Amendments (Textual)

F17S. 15A inserted (1.1.1996) by S.I. 1995/3297, reg. 8(1) (with Pt. IV)

(1)For the purposes of the provisions of this Part relating to the duration of copyright the country of origin of a work shall be determined as follows.

(2)If the work is first published in a Berne Convention country and is not simultaneously published elsewhere, the country of origin is that country.

(3)If the work is first published simultaneously in two or more countries only one of which is a Berne Convention country, the country of origin is that country.

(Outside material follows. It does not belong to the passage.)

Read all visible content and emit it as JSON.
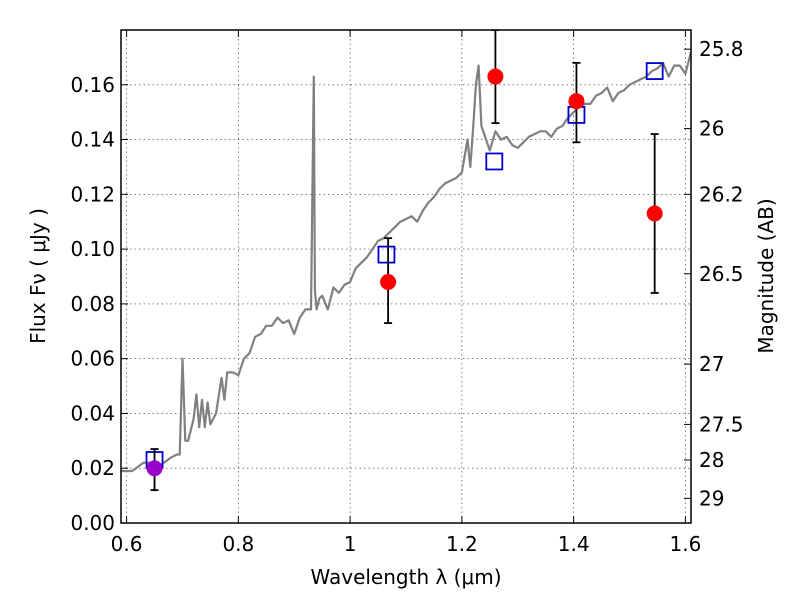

(4)If the work is first published simultaneously in two or more countries of which two or more are Berne Convention countries, then—

(a)if any of those countries is an EEA state, the country of origin is that country; and

(b)if none of those countries is an EEA state, the country of origin is the Berne Convention country which grants the shorter or shortest period of copyright protection.

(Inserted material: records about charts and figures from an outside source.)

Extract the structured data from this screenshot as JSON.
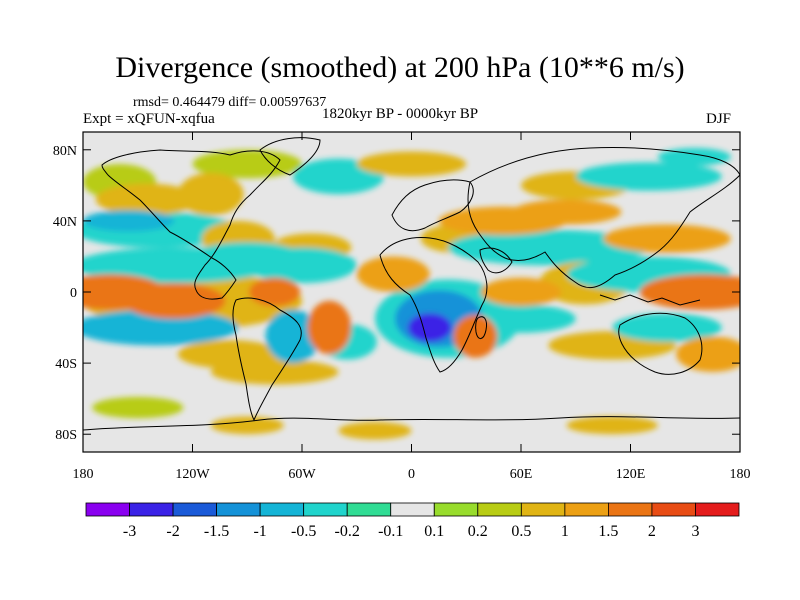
{
  "title": "Divergence (smoothed) at 200 hPa (10**6 m/s)",
  "stats": "rmsd= 0.464479 diff= 0.00597637",
  "experiment": "Expt = xQFUN-xqfua",
  "period": "1820kyr BP - 0000kyr BP",
  "season": "DJF",
  "chart_data": {
    "type": "heatmap",
    "variable": "Divergence (smoothed) at 200 hPa",
    "units": "10**6 m/s",
    "x_ticks": [
      "180",
      "120W",
      "60W",
      "0",
      "60E",
      "120E",
      "180"
    ],
    "y_ticks": [
      "80N",
      "40N",
      "0",
      "40S",
      "80S"
    ],
    "x_range": [
      -180,
      180
    ],
    "y_range": [
      -90,
      90
    ],
    "y_tick_values": [
      80,
      40,
      0,
      -40,
      -80
    ],
    "colorbar": {
      "labels": [
        "-3",
        "-2",
        "-1.5",
        "-1",
        "-0.5",
        "-0.2",
        "-0.1",
        "0.1",
        "0.2",
        "0.5",
        "1",
        "1.5",
        "2",
        "3"
      ],
      "colors": [
        "#8a00f0",
        "#3a22e6",
        "#1a5ad8",
        "#1492d8",
        "#14b4d6",
        "#20d4cc",
        "#30dc94",
        "#e6e6e6",
        "#98dc2c",
        "#b8cc14",
        "#e0b414",
        "#eca014",
        "#ea7414",
        "#e84c14",
        "#e41c1c"
      ]
    },
    "features": [
      {
        "lon": 10,
        "lat": -20,
        "value": -3,
        "rx": 12,
        "ry": 8
      },
      {
        "lon": 15,
        "lat": -15,
        "value": -1.5,
        "rx": 24,
        "ry": 16
      },
      {
        "lon": 20,
        "lat": -15,
        "value": -0.5,
        "rx": 40,
        "ry": 22
      },
      {
        "lon": -165,
        "lat": 0,
        "value": 1.5,
        "rx": 30,
        "ry": 10
      },
      {
        "lon": -130,
        "lat": -5,
        "value": 1.5,
        "rx": 28,
        "ry": 10
      },
      {
        "lon": -120,
        "lat": -5,
        "value": 0.5,
        "rx": 60,
        "ry": 16
      },
      {
        "lon": -140,
        "lat": -20,
        "value": -1,
        "rx": 45,
        "ry": 10
      },
      {
        "lon": -130,
        "lat": 15,
        "value": -0.5,
        "rx": 55,
        "ry": 10
      },
      {
        "lon": -140,
        "lat": 35,
        "value": -0.5,
        "rx": 45,
        "ry": 10
      },
      {
        "lon": -155,
        "lat": 40,
        "value": -1,
        "rx": 25,
        "ry": 6
      },
      {
        "lon": -145,
        "lat": 52,
        "value": 0.5,
        "rx": 28,
        "ry": 9
      },
      {
        "lon": -110,
        "lat": 55,
        "value": 0.5,
        "rx": 18,
        "ry": 12
      },
      {
        "lon": -95,
        "lat": 30,
        "value": 0.5,
        "rx": 20,
        "ry": 10
      },
      {
        "lon": -55,
        "lat": 25,
        "value": 0.5,
        "rx": 22,
        "ry": 8
      },
      {
        "lon": -60,
        "lat": 15,
        "value": -0.5,
        "rx": 30,
        "ry": 10
      },
      {
        "lon": -90,
        "lat": 20,
        "value": -0.5,
        "rx": 30,
        "ry": 8
      },
      {
        "lon": -75,
        "lat": 0,
        "value": 1.5,
        "rx": 14,
        "ry": 8
      },
      {
        "lon": -65,
        "lat": -25,
        "value": -1,
        "rx": 15,
        "ry": 15
      },
      {
        "lon": -45,
        "lat": -20,
        "value": 1.5,
        "rx": 12,
        "ry": 15
      },
      {
        "lon": -35,
        "lat": -28,
        "value": -0.5,
        "rx": 16,
        "ry": 10
      },
      {
        "lon": -100,
        "lat": -35,
        "value": 0.5,
        "rx": 28,
        "ry": 8
      },
      {
        "lon": -75,
        "lat": -45,
        "value": 0.5,
        "rx": 35,
        "ry": 7
      },
      {
        "lon": -10,
        "lat": 10,
        "value": 1,
        "rx": 20,
        "ry": 10
      },
      {
        "lon": 25,
        "lat": 30,
        "value": 0.5,
        "rx": 20,
        "ry": 8
      },
      {
        "lon": 50,
        "lat": 40,
        "value": 1,
        "rx": 35,
        "ry": 8
      },
      {
        "lon": 75,
        "lat": 25,
        "value": -0.5,
        "rx": 55,
        "ry": 10
      },
      {
        "lon": 85,
        "lat": 45,
        "value": 1,
        "rx": 30,
        "ry": 7
      },
      {
        "lon": 90,
        "lat": 60,
        "value": 0.5,
        "rx": 30,
        "ry": 8
      },
      {
        "lon": 60,
        "lat": 0,
        "value": 1,
        "rx": 22,
        "ry": 8
      },
      {
        "lon": 60,
        "lat": -15,
        "value": -0.5,
        "rx": 30,
        "ry": 8
      },
      {
        "lon": 35,
        "lat": -25,
        "value": 1.5,
        "rx": 12,
        "ry": 12
      },
      {
        "lon": 95,
        "lat": 5,
        "value": 0.5,
        "rx": 25,
        "ry": 12
      },
      {
        "lon": 130,
        "lat": 10,
        "value": -0.5,
        "rx": 45,
        "ry": 10
      },
      {
        "lon": 160,
        "lat": 0,
        "value": 1.5,
        "rx": 35,
        "ry": 10
      },
      {
        "lon": 140,
        "lat": 30,
        "value": 1,
        "rx": 35,
        "ry": 8
      },
      {
        "lon": 110,
        "lat": -30,
        "value": 0.5,
        "rx": 35,
        "ry": 8
      },
      {
        "lon": 140,
        "lat": -20,
        "value": -0.5,
        "rx": 30,
        "ry": 8
      },
      {
        "lon": 165,
        "lat": -35,
        "value": 1,
        "rx": 20,
        "ry": 10
      },
      {
        "lon": -160,
        "lat": 62,
        "value": 0.2,
        "rx": 20,
        "ry": 10
      },
      {
        "lon": -90,
        "lat": 72,
        "value": 0.2,
        "rx": 30,
        "ry": 8
      },
      {
        "lon": -40,
        "lat": 65,
        "value": -0.5,
        "rx": 25,
        "ry": 10
      },
      {
        "lon": 0,
        "lat": 72,
        "value": 0.5,
        "rx": 30,
        "ry": 7
      },
      {
        "lon": 130,
        "lat": 65,
        "value": -0.5,
        "rx": 40,
        "ry": 8
      },
      {
        "lon": 155,
        "lat": 76,
        "value": -0.5,
        "rx": 20,
        "ry": 5
      },
      {
        "lon": -150,
        "lat": -65,
        "value": 0.2,
        "rx": 25,
        "ry": 6
      },
      {
        "lon": -90,
        "lat": -75,
        "value": 0.5,
        "rx": 20,
        "ry": 5
      },
      {
        "lon": -20,
        "lat": -78,
        "value": 0.5,
        "rx": 20,
        "ry": 5
      },
      {
        "lon": 110,
        "lat": -75,
        "value": 0.5,
        "rx": 25,
        "ry": 5
      }
    ]
  }
}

(5)If the work is unpublished or is first published in a country which is not a Berne Convention country (and is not simultaneously published in a Berne Convention country), the country of origin is—

(a)if the work is a film and the maker of the film has his headquarters in, or is domiciled or resident in a Berne Convention country, that country;

(b)if the work is—

(i)a work of architecture constructed in a Berne Convention country, or

(ii)an artistic work incorporated in a building or other structure situated in a Berne Convention country,

that country;

(c)in any other case, the country of which the author of the work is a national.

(6)In this section—

(a)a “Berne Convention country” means a country which is a party to any Act of the International Convention for the Protection of Literary and Artistic Works signed at Berne on 9th September 1886; and

(b)references to simultaneous publication are to publication within 30 days of first publication.]